November 7, 2011 at 12:00 pm (By Amba)

It’s always a big deal when Daylight Saving ends—a kind of artificial, ritual kick in the pants accelerating the season change. Our unheralded modern version of the Day of the Dead.  Naturally, I’m ambivalent about it. :) Part of me wishes they’d never started with this Daylight Saving crap in the first place. Part of me dreads and enjoys the jolt.  I’m surprised to discover that in a way I like “fall back” better than “spring forward.”  I like the cushy extra hour, and I like the prod to withdraw indoors and get convivial and contemplative earlier, the warning to bar the door because here comes the dark and cold.  In the spring, you get robbed of an hour, robbed of the early mornings, and you (or I) generally feel rousted out of hibernation too rudely.

Yesterday evening when dusk fell between 4:30 and 5 I was walking into the midtown city from the river with a friend.  The sky behind the buildings turned dove color, stone buildings were a bloodless pale red, and glass buildings catching the western sky were silver or pale silk green.  (For the initiated, kind of like those evenings on Fort Myers Beach when the Gulf of Mexico is pale green and the sky is deep purple.)  Japanese robe colors.  Stray marathon survivors hobbled here and there in bare legs and Thinsulate blankets; only the one with a completion medal, a woman, wasn’t limping.
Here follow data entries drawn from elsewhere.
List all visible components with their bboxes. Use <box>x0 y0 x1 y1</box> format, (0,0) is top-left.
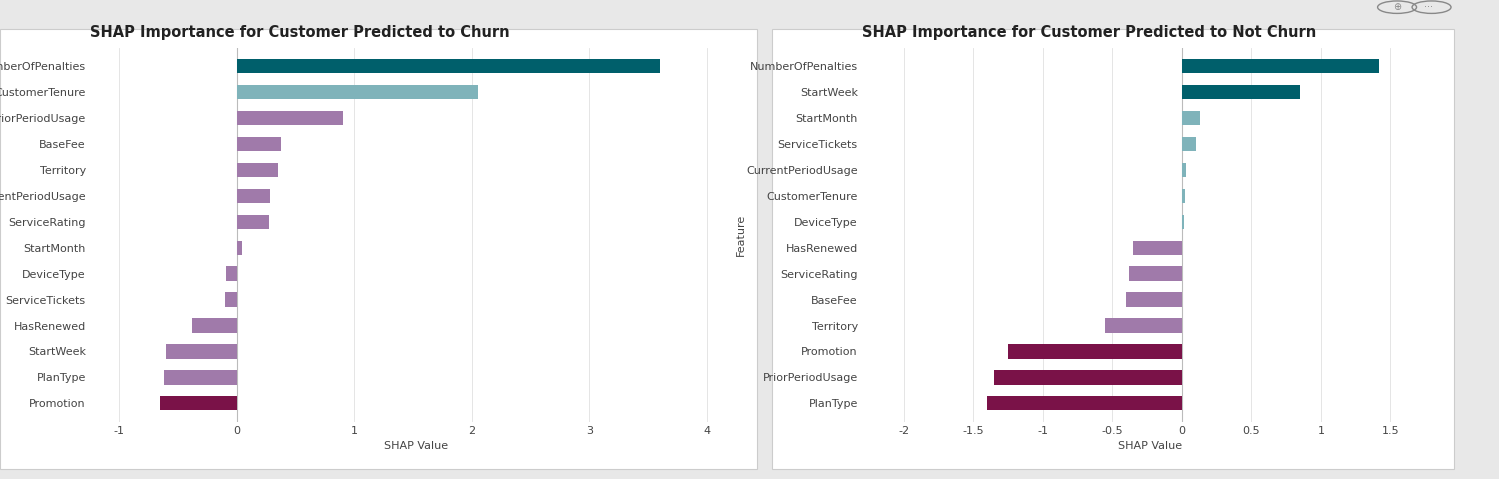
Bar <box>160 396 237 411</box>
Bar <box>1007 344 1181 359</box>
Bar <box>994 370 1181 385</box>
Bar <box>226 266 237 281</box>
Bar <box>1129 266 1181 281</box>
Bar <box>986 396 1181 411</box>
Text: ⊕: ⊕ <box>1393 2 1402 12</box>
Bar <box>192 319 237 332</box>
Bar <box>225 293 237 307</box>
Text: SHAP Importance for Customer Predicted to Not Churn: SHAP Importance for Customer Predicted t… <box>862 25 1316 40</box>
X-axis label: SHAP Value: SHAP Value <box>1118 441 1183 451</box>
Bar <box>1181 111 1199 125</box>
Bar <box>1181 137 1196 151</box>
Bar <box>237 59 660 73</box>
Bar <box>1181 59 1379 73</box>
Bar <box>237 85 478 99</box>
Bar <box>1181 189 1184 203</box>
Bar <box>1181 215 1184 229</box>
Bar <box>1181 85 1300 99</box>
Bar <box>237 240 241 255</box>
Bar <box>1133 240 1181 255</box>
Bar <box>237 163 277 177</box>
Bar <box>237 111 343 125</box>
Bar <box>1181 163 1186 177</box>
Bar <box>237 137 282 151</box>
Bar <box>237 189 270 203</box>
X-axis label: SHAP Value: SHAP Value <box>384 441 448 451</box>
Bar <box>237 215 268 229</box>
Bar <box>166 344 237 359</box>
Text: SHAP Importance for Customer Predicted to Churn: SHAP Importance for Customer Predicted t… <box>90 25 510 40</box>
Bar <box>163 370 237 385</box>
Y-axis label: Feature: Feature <box>736 214 745 256</box>
Bar <box>1126 293 1181 307</box>
Text: ···: ··· <box>1424 2 1433 12</box>
Bar <box>1105 319 1181 332</box>
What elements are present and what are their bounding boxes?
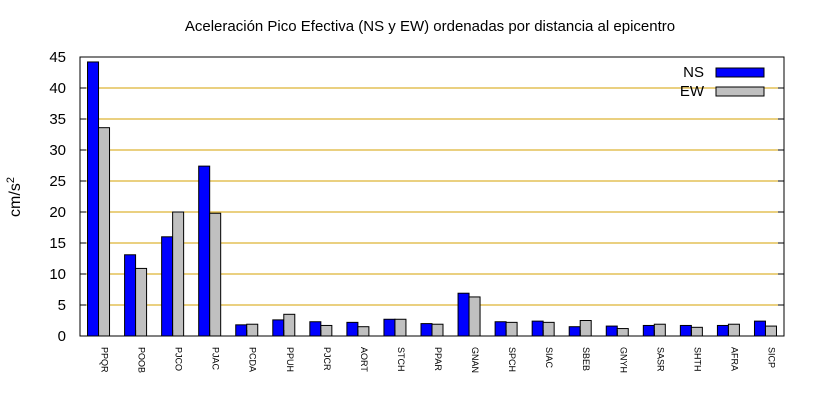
x-tick-label: PJCR (322, 347, 332, 371)
bar-ew-afra (727, 323, 740, 337)
x-tick-label: PPQR (100, 347, 110, 373)
bar-ew-pjcr (320, 324, 333, 337)
y-tick-label: 30 (49, 142, 66, 159)
bar-ew-stch (394, 318, 407, 337)
bar-ns-gnan (457, 292, 470, 337)
x-tick-label: AFRA (729, 347, 739, 371)
legend-label-ew: EW (680, 83, 705, 100)
y-axis-label-superscript: 2 (5, 177, 17, 183)
bar-ew-gnyh (616, 328, 629, 337)
bar-ns-pjac (198, 165, 211, 337)
legend-label-ns: NS (683, 64, 704, 81)
bar-ns-ppuh (272, 319, 285, 337)
bar-ns-afra (716, 324, 729, 337)
bar-ew-poob (135, 267, 148, 337)
bar-ns-aort (346, 321, 359, 337)
x-tick-label: PPUH (285, 347, 295, 372)
x-tick-label: STCH (396, 347, 406, 372)
bar-ns-ppqr (87, 61, 100, 337)
bar-ns-pjco (161, 236, 174, 337)
grid-lines (80, 87, 784, 306)
y-tick-label: 25 (49, 173, 66, 190)
x-tick-label: PJAC (211, 347, 221, 371)
y-tick-label: 45 (49, 49, 66, 66)
bar-ns-pjcr (309, 321, 322, 337)
bar-ns-spch (494, 321, 507, 337)
bar-ew-ppar (431, 323, 444, 337)
bar-ew-siac (542, 321, 555, 337)
legend-swatch-ns (715, 67, 765, 78)
bar-ew-aort (357, 326, 370, 337)
y-tick-label: 35 (49, 111, 66, 128)
bar-ns-gnyh (605, 325, 618, 337)
bar-ns-ppar (420, 323, 433, 337)
bar-ew-pjac (209, 212, 222, 337)
bar-ew-sasr (653, 323, 666, 337)
bar-ew-spch (505, 321, 518, 337)
bar-ns-sicp (753, 320, 766, 337)
x-tick-label: SASR (655, 347, 665, 372)
y-tick-label: 5 (58, 297, 66, 314)
y-tick-label: 20 (49, 204, 66, 221)
y-axis-label-text: cm/s (7, 183, 24, 217)
x-tick-label: GNYH (618, 347, 628, 373)
x-tick-label: PJCO (174, 347, 184, 371)
bar-ew-shth (690, 326, 703, 337)
bar-ew-ppqr (98, 127, 111, 337)
y-tick-label: 15 (49, 235, 66, 252)
bar-ew-sbeb (579, 320, 592, 337)
chart-title: Aceleración Pico Efectiva (NS y EW) orde… (185, 18, 675, 35)
x-tick-label: SPCH (507, 347, 517, 372)
bar-ew-ppuh (283, 313, 296, 337)
bar-ns-pcda (235, 324, 248, 337)
x-tick-label: SIAC (544, 347, 554, 369)
bar-ew-pjco (172, 211, 185, 337)
y-tick-label: 10 (49, 266, 66, 283)
plot-frame (79, 56, 785, 337)
bar-ew-pcda (246, 323, 259, 337)
x-tick-label: SICP (766, 347, 776, 368)
bar-ns-poob (124, 254, 137, 337)
x-tick-label: PPAR (433, 347, 443, 371)
y-axis-ticks: 0 5 10 15 20 25 30 35 40 45 (49, 49, 784, 345)
y-tick-label: 0 (58, 328, 66, 345)
x-tick-label: GNAN (470, 347, 480, 373)
x-tick-label: AORT (359, 347, 369, 372)
x-tick-label: SBEB (581, 347, 591, 371)
y-tick-label: 40 (49, 80, 66, 97)
bar-ew-sicp (764, 325, 777, 337)
bar-ns-sbeb (568, 326, 581, 337)
bar-ns-siac (531, 320, 544, 337)
bar-ew-gnan (468, 296, 481, 337)
legend-swatch-ew (715, 86, 765, 97)
bar-ns-stch (383, 318, 396, 337)
legend: NS EW (680, 64, 765, 100)
x-tick-label: PCDA (248, 347, 258, 372)
x-tick-label: SHTH (692, 347, 702, 372)
y-axis-label: cm/s2 (5, 177, 24, 217)
bar-ns-shth (679, 324, 692, 337)
bar-ns-sasr (642, 324, 655, 337)
x-tick-label: POOB (137, 347, 147, 373)
x-axis-ticks: PPQR POOB PJCO PJAC PCDA PPUH PJCR AORT STCH PPAR… (98, 330, 776, 373)
bars (87, 61, 777, 337)
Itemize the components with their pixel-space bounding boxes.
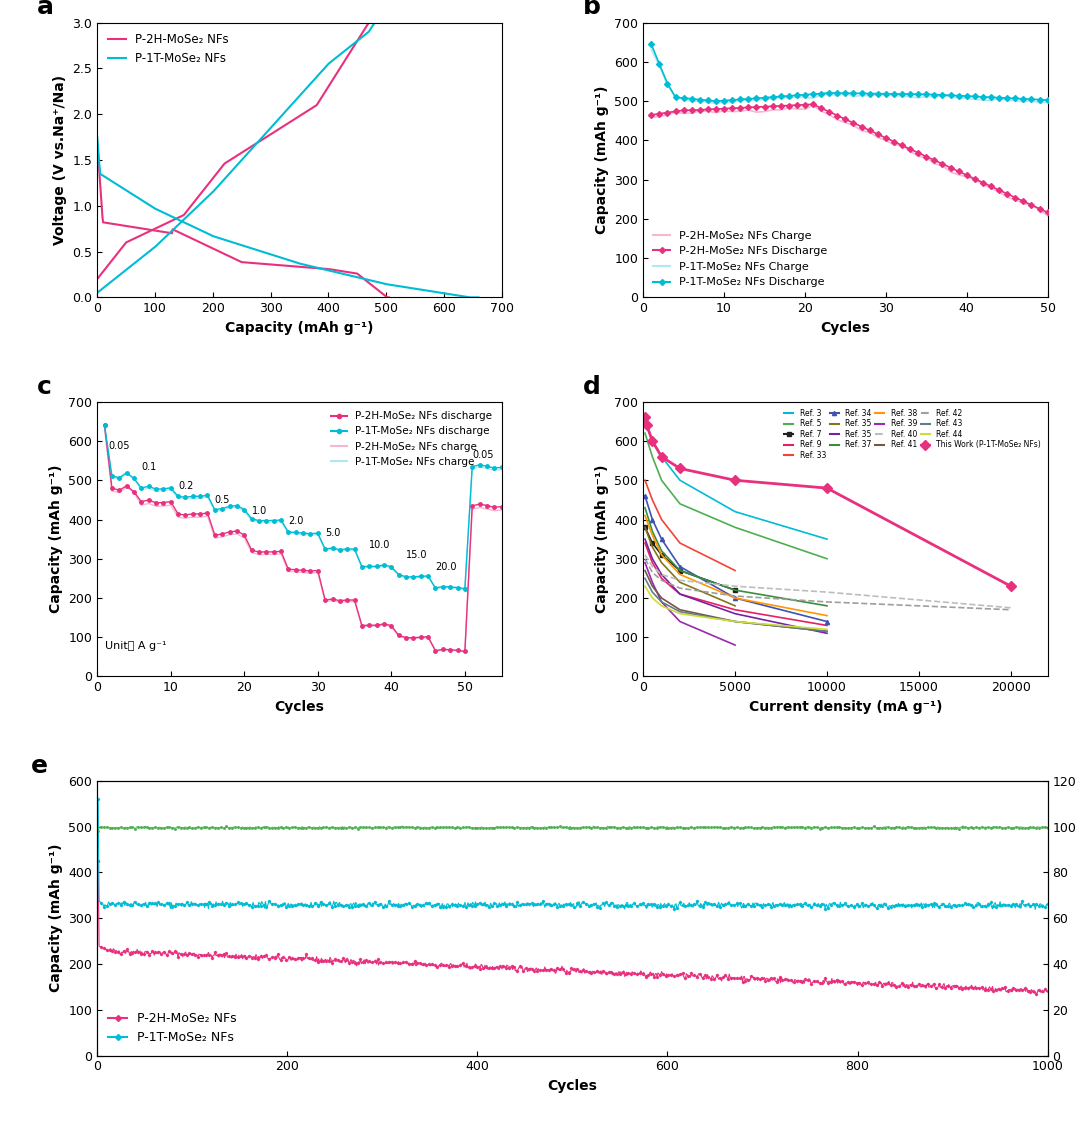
- Text: 10.0: 10.0: [369, 540, 391, 549]
- Text: 0.05: 0.05: [108, 440, 130, 451]
- Text: e: e: [30, 754, 48, 777]
- Text: 15.0: 15.0: [406, 550, 428, 560]
- Text: 0.05: 0.05: [472, 449, 494, 460]
- Y-axis label: Capacity (mAh g⁻¹): Capacity (mAh g⁻¹): [595, 465, 609, 613]
- Y-axis label: Capacity (mAh g⁻¹): Capacity (mAh g⁻¹): [49, 465, 63, 613]
- X-axis label: Cycles: Cycles: [274, 700, 324, 714]
- Legend: P-2H-MoSe₂ NFs Charge, P-2H-MoSe₂ NFs Discharge, P-1T-MoSe₂ NFs Charge, P-1T-MoS: P-2H-MoSe₂ NFs Charge, P-2H-MoSe₂ NFs Di…: [649, 226, 832, 292]
- Legend: P-2H-MoSe₂ NFs, P-1T-MoSe₂ NFs: P-2H-MoSe₂ NFs, P-1T-MoSe₂ NFs: [103, 28, 233, 70]
- Text: d: d: [582, 375, 600, 398]
- Legend: Ref. 3, Ref. 5, Ref. 7, Ref. 9, Ref. 33, Ref. 34, Ref. 35, Ref. 35, Ref. 37, Ref: Ref. 3, Ref. 5, Ref. 7, Ref. 9, Ref. 33,…: [781, 405, 1043, 463]
- Text: 0.2: 0.2: [178, 481, 193, 491]
- X-axis label: Cycles: Cycles: [548, 1079, 597, 1093]
- Text: 1.0: 1.0: [252, 505, 267, 515]
- Text: 20.0: 20.0: [435, 562, 457, 572]
- X-axis label: Cycles: Cycles: [821, 321, 870, 335]
- Y-axis label: Capacity (mAh g⁻¹): Capacity (mAh g⁻¹): [595, 86, 609, 234]
- Text: b: b: [582, 0, 600, 19]
- Text: Unit： A g⁻¹: Unit： A g⁻¹: [105, 641, 166, 651]
- Text: 5.0: 5.0: [325, 528, 340, 538]
- Text: 0.1: 0.1: [141, 462, 157, 472]
- Text: 0.5: 0.5: [215, 495, 230, 505]
- Text: a: a: [37, 0, 54, 19]
- Y-axis label: Voltage (V vs.Na⁺/Na): Voltage (V vs.Na⁺/Na): [53, 75, 67, 245]
- X-axis label: Current density (mA g⁻¹): Current density (mA g⁻¹): [748, 700, 942, 714]
- Legend: P-2H-MoSe₂ NFs discharge, P-1T-MoSe₂ NFs discharge, P-2H-MoSe₂ NFs charge, P-1T-: P-2H-MoSe₂ NFs discharge, P-1T-MoSe₂ NFs…: [327, 407, 497, 471]
- Y-axis label: Capacity (mAh g⁻¹): Capacity (mAh g⁻¹): [49, 844, 63, 992]
- Text: 2.0: 2.0: [288, 516, 303, 527]
- X-axis label: Capacity (mAh g⁻¹): Capacity (mAh g⁻¹): [225, 321, 374, 335]
- Text: c: c: [37, 375, 52, 398]
- Legend: P-2H-MoSe₂ NFs, P-1T-MoSe₂ NFs: P-2H-MoSe₂ NFs, P-1T-MoSe₂ NFs: [104, 1007, 242, 1049]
I looked up at the glass towers—luxury river view condos, no doubt—and part of my mind went “I wonder if they’re fully occupied in this economy” and another part went, “I need to feel awe.”

4 Comments

  1. Melinda said,

    “And God said, ‘Okay, I’ll give you an extra hour of sleep tonight, but in return you will be plunged into eternal darkness!”

    Me: “Geez, God, you’ve got issues!”

  2. Janet Sailian said,

    I like to run or walk on the beach in the mornings & was chafing at the 7:40 a.m. sunrise. This feels better. In SW Florida, the days get shorter from now until the Solstice mainly at the morning end. Sun never sets before 5:30 p.m., even though it’s now setting at 5:40. Believe me on this. I lost $20 last year betting my Dad (the official Director of Sunsets) otherwise.

    Like any sane (OK that’s debatable) resident of Canada, I used to get SAD every October & it only relaxed its grip with the noticeable lengthening of days in February. Now, I notice the shorter days & yet it doesn’t depress me. I am solar powered & living at the right latitude for my constitution.

  3. amba12 said,

  4. A said,

    I’m for the 25—-or 27 or 30—hour day. I’d like the time to change a few hours, back of course, not forwards, every few days!